Darger's self-imposed isolation was borne of extremity: He lost his mother at 4, from complications resulting from the birth of her second child. The baby sister, whom Darger never saw, was immediately put up for adoption. As a young boy, Darger continued to live with his father, but at age 8, his father's physical infirmities rendered him unable to care for the boy, and Darger was placed in an orphanage. Here, Darger's verbal and physical tics quickly earned him the nickname "Crazy," one that stuck for the rest of his life.
Darger was clearly pained by social interactions, and never pursued relationships, or sex; perhaps for fear that he might mistakenly couple with the sister he never knew.
In old age, Darger moved to the same nursing home his father had died in, and passed away, penniless and alone. He was given a pauper's burial.
Yet here was the turning point. Darger's landlord, himself an artist, went to empty out Darger's room, and made a remarkable discovery: Amidst the piles of hoarded detritus was a manual typewriter, and the epic novel Darger had written and illustrated with hundreds of watercolor collages. Suddenly significant, Darger's workspace was preserved, and he was vaulted, posthumously, into the art world.

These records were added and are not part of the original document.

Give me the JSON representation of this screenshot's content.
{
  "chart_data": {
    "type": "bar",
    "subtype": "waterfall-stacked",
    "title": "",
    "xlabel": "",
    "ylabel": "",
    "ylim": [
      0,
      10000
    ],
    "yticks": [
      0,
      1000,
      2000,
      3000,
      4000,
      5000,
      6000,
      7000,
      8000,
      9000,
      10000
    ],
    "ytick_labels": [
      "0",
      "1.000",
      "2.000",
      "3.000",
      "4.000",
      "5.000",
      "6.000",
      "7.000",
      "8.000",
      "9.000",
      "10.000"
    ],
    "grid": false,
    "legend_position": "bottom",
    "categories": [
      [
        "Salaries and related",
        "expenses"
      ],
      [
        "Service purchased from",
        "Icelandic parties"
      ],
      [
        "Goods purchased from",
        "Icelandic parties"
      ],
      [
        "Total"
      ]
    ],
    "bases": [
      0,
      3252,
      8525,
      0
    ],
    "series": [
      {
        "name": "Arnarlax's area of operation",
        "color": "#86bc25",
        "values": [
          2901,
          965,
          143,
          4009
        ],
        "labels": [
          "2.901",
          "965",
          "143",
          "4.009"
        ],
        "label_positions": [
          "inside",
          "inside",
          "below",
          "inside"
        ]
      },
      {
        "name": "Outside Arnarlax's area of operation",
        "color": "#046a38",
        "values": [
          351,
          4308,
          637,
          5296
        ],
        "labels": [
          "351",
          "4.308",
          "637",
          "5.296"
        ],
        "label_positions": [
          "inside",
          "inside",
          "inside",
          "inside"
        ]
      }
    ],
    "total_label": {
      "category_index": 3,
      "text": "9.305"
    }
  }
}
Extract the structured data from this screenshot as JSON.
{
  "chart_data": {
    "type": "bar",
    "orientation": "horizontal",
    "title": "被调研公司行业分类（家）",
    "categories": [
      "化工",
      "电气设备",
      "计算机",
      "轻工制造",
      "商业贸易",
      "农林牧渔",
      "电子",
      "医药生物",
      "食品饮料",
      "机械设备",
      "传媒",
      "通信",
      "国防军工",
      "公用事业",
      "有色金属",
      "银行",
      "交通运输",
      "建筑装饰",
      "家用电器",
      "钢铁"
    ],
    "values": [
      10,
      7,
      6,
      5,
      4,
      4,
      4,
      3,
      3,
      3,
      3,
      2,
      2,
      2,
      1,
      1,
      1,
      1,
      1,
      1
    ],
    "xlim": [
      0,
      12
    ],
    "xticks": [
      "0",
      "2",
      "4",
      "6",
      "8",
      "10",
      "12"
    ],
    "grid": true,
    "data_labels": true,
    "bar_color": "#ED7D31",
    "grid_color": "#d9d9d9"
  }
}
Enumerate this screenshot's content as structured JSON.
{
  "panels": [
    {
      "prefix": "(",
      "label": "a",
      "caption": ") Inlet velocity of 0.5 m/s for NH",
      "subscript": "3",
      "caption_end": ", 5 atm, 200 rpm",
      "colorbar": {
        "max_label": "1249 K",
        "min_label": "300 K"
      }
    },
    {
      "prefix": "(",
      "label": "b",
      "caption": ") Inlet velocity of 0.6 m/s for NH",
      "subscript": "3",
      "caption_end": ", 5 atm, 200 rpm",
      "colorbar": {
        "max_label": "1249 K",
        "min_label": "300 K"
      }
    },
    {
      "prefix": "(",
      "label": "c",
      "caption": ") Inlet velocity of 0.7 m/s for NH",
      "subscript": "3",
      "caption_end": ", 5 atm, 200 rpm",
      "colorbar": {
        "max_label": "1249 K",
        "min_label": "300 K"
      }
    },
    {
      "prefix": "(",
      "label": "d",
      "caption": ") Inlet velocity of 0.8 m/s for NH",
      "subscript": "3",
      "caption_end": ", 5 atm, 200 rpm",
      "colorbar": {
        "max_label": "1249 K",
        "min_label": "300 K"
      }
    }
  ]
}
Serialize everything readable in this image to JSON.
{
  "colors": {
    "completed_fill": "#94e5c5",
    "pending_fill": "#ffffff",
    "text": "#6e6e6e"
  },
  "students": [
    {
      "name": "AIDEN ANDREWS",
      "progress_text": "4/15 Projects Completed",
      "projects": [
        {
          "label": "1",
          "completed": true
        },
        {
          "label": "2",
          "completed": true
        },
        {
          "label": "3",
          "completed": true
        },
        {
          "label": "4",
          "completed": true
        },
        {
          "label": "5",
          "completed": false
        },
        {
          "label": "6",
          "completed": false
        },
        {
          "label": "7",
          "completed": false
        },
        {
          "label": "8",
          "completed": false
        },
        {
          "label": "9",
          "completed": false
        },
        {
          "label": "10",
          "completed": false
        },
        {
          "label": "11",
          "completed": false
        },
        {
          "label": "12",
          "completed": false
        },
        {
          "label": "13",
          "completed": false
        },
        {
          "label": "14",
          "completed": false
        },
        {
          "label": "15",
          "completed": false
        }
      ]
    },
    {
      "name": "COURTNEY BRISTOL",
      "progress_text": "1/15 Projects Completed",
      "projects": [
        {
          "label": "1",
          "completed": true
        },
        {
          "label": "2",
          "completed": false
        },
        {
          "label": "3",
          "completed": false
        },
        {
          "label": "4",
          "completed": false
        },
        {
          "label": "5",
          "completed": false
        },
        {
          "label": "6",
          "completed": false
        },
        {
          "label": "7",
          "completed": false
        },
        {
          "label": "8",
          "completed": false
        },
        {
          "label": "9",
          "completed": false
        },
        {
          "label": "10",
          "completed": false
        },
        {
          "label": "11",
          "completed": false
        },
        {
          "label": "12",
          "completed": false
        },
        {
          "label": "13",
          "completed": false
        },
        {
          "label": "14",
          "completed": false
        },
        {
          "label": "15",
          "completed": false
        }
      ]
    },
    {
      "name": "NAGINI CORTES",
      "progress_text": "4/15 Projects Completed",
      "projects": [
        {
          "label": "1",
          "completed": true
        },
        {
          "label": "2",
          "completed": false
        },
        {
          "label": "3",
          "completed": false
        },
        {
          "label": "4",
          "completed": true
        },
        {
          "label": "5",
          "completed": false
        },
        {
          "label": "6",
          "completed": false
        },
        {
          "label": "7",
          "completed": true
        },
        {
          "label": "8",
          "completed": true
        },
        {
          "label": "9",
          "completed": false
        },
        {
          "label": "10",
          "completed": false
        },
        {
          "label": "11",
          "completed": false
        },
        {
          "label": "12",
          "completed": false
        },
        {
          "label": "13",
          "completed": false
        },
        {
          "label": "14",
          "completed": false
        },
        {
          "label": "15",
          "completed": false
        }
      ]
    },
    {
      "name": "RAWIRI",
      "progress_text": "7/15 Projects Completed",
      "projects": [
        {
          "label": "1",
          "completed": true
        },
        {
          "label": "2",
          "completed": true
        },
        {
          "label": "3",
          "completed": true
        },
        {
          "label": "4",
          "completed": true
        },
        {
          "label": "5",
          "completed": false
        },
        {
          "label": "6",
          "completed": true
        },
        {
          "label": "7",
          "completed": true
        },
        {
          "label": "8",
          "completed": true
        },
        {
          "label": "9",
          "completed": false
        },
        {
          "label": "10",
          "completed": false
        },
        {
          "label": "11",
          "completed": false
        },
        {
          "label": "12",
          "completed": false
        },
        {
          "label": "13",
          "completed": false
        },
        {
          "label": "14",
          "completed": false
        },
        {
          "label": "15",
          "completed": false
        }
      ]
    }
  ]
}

Darger's novel tells the story of a band of child-slaves who rise up against many arbitrary and punishing authorities. Darger's notebooks reveal anxieties over his artistic abilities, especially the human form: To depict The Vivian Girls, Darger borrowed images from advertising and magazines, even comic books. The resulting girls are all doe-eyes and baby doll dresses: they look like Campbell Soup Kids. But Darger gives each girl a small, hairless penis, as charming as the pre-pubescent nub on a rococo fountain, yet there's something unsettling about the androgynous ambiguity.
The transcendent gravity of Darger's vision walks between hyper-ideal innocence and un-gloved sadism. Critics compare Darger's work to William Blake, and both work in the "realms of the unreal," to borrow a phrase from Darger. But unlike the polemical Blake, who constantly refined and edited his works to make them more appealing, Darger shied away from the sale of his work: It is Darger's poverty, his monastic devotion, and his isolation that fuel the contemporary audience's fascination with him.
Darger miraculously uses the very stuff of exchange to build his lonely world. With an incendiary hand, his work bears witness to brutalities, and singes the very notion of attachment. Still, like a green shoot from the ashes, there is humanity: Darger's concern for the plight of the Vivian Girls comes through on every page.
Graney's performance, which includes over 50 projected slides of Darger's collages, does not attempt to tell his story. Instead, Graney says, her goal, "is to share with audiences the way I see his work, in all its beauty and horror."